If my memory serves me right, it was in November, 1890, that I performed a laboratory experiment which was one of the most extraordinary and spectacular ever recorded in the annals of science. In investigating the behavior of high frequency currents, I had satisfied myself that an electric field of sufficient intensity could be produced in a room and used to light up electrodeless vacuum tubes. Accordingly, a transformer was built to test the theory, and the first trial was a marvelous success. It is difficult to appreciate what those strange phenomena meant at that time. We crave for new sensations, but soon become indifferent to them. The wonders of yesterday become today’s common occurrences. When my tubes were first publicly exhibited, they were viewed with amazement almost impossible to describe. From all parts of the world, I received urgent invitations, numerous honors and other flattering inducements were offered to me, which I declined.

But in 1892 the demands became irresistible, and I went to London, where I delivered a lecture to the Institute of Electrical Engineers.
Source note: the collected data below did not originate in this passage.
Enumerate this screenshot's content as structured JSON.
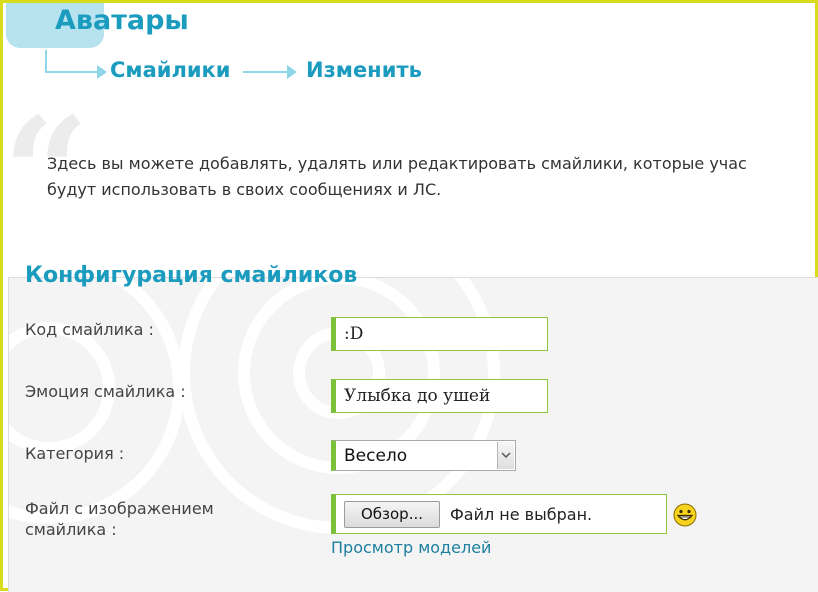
{
  "header": {
    "title": "Аватары",
    "breadcrumb": [
      {
        "label": "Смайлики"
      },
      {
        "label": "Изменить"
      }
    ]
  },
  "intro": {
    "line1": "Здесь вы можете добавлять, удалять или редактировать смайлики, которые учас",
    "line2": "будут использовать в своих сообщениях и ЛС."
  },
  "form": {
    "section_title": "Конфигурация смайликов",
    "code_label": "Код смайлика :",
    "code_value": ":D",
    "emotion_label": "Эмоция смайлика :",
    "emotion_value": "Улыбка до ушей",
    "category_label": "Категория :",
    "category_value": "Весело",
    "file_label_line1": "Файл с изображением",
    "file_label_line2": "смайлика :",
    "browse_label": "Обзор...",
    "file_status": "Файл не выбран.",
    "preview_link": "Просмотр моделей"
  },
  "colors": {
    "accent": "#1b9cbf",
    "field_border": "#7bc23a",
    "frame": "#d8dc1c"
  }
}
It had been my intention to leave immediately afterwards for Paris in compliance with a similar obligation, but Sir James Dewar insisted on my appearing before the Royal Institution. I succumbed to the forceful arguments of the great Scotsman. He pushed me into a chair and poured out half a glass of a wonderful brown fluid which sparkled in all sorts of iridescent colors and tasted like nectar. “Now,” he said, “you are sitting in Faraday’s chair and you are enjoying whiskey he used to drink.” In both aspects it was an enviable experience.

The next evening I gave a demonstration before that Institution, at the termination of which Lord Rayleigh addressed the audience. His generous words encouraged me to begin these endeavors. I fled from London — and later from Paris — to escape the favors being showered upon me, and journeyed to my home, where I passed through a most painful ordeal and illness.